Illustration by Mike LeeAPART FROM THE AUTUMN OF 1984, when I shared an apartment with three young Republican white women, I haven't spent much of my life reading so-called women's magazines; however, I do judge their covers while in line at the grocery store. One such cover, that of the August issue of Jane, bears the following light verse:


 


3,000 of your wildest sex confessions
Our writer gets supernaked
For Playboy 10 cheapo tricks
That will make your skin look expensive
Wear jeans
To work without getting fired
What kind of reject would throw acid
In a woman's face? Courtney Love
On celebrity dating, threesomes
And why fatter is sexier
 


“Supernaked for Playboy” invites me to pages 116 and 117, a spread composed almost entirely of one image, upon which I'm immediately transfixed. Cristina Estadella's transcendent photograph depicts two women in one office; one seated, one standing. In the left foreground, Jane reporter Sue Carpenter sits in profile in a pale tight sweater, a short dark skirt, boots and a bright red chair. Her hands are clasped prominently in a classic, sexually suggestively embrace. Beyond the desk she's facing, far to the right, Playboy photo editor Michael Ann Sullivan stands in a severe dark suit, hair slicked back, the blur of her left fist slamming into an open right palm.


But that wasn't what had drawn my attention. It was the walls. Ms.
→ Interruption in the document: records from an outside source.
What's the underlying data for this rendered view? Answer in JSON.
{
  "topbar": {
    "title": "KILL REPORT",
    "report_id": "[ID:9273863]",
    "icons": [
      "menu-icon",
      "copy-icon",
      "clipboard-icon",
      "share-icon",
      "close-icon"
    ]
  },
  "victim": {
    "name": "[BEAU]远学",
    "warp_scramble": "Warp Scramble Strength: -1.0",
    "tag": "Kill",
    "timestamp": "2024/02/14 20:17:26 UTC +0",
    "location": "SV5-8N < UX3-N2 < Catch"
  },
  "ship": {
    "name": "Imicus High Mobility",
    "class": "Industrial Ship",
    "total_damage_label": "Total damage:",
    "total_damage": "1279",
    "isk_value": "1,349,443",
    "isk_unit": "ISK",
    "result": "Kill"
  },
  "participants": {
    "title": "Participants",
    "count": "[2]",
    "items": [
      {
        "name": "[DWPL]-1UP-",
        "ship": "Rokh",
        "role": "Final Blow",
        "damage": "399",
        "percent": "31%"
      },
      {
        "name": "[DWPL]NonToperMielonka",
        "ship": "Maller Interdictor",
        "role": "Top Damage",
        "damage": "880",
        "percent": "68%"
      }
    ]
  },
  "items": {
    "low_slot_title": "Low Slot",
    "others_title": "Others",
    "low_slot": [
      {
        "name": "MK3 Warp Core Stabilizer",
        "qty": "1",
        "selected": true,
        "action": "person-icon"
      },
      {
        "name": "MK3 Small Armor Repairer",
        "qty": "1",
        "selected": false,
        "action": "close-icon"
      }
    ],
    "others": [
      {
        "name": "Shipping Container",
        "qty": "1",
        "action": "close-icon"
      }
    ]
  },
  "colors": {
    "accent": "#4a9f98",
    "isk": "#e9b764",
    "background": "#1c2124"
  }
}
Sullivan's walls are covered — coated, thick, like Betty Crocker — with hardcore Americana-fetish novelties: I count right around 100 threateningly wholesome desecrations — Yankee Girl Chewing Tobacco ad; some sort of 16×20-inch certificate from the Something Something Betsy Ross Memorial Association; possibly hand-woven God Bless America 11×14-inch framed . . . thing; Uncle Sam; My Country Right or Wrong (framed); ad infinitum — almost all of which include at least one bastardized American-flag facsimile.


Captivated, I buy the entire magazine, isolate the photograph with scissors and tape, and present it to colleagues for evaluation and response:
“Someone's interview with an armed-service recruitment adviser.”
“Or to work at a museum of Americana.”
“The warden at a federal women's penitentiary is firing someone.”
“Someone volunteering to work for a political campaign.”
“Is it a dyke thing?”

THE ONLY TIME I'VE SEEN MORE FLAGS outside an overtly political gathering was three Independence Days ago, when coalitions of real estate mercenaries arose before dawn, put their boots on and marched on the sleeping city, planting unsolicited flags, one per yard, exactly halfway between sidewalk and front door. Later that morning, my roommates and I emerged from our unit to find our section of the city harpooned by hundreds of these Malaysian dowels upon which little plastic American flags made in Taiwan had been stapled and tagged with pro­American Revolution propaganda. The flags disappeared surreptitiously over the ensuing three nights — first in twos or threes, then fives, then tens; no neighbor dared risk being caught uprooting their “gift” in daylight. Then there was the issue of what to do with it after the harvest.


(The following is an actual-size 911 transcript:
“Oh please come quick! He's here!”
“Ma'am, is he in the house with you?”
“No! No! He's in the street and . . . OH MY GOD!”
“Ma'am? Are you still there?”
“HE'S . . . [screams] . . . HE'S BURNING IT! HE'S AAUUUUGGHHHH!!!!)

The Flag Protection Act of 1999 will, as its name implies, protect United States citizens from the three or four American flags overcooked by textile-torturing ruffians every decade or so, by creating the first constitutional amendment since Prohibition to eliminate a specific individual freedom. Shortly thereafter, the federal government will add a fourth branch, Advertising, which will superintend, with impunity and for the purpose of profit, the destiny of the only logo on the planet that may not be fucked with, sport. While it's still legal, visit The Flag Burning Page (www.esquilax.com/flag/) for information both historical and topical, a forum for debating or opining (“free speech”), and the ever-popular Burn a Virtual Flag page (www.esquilax.com/flag/flagburn.html), the mere browsing of which should fill your cache with enough subversive GIFs to send you up the river and straight to hell, where your roommate will quite possibly be Playboy's photo editor.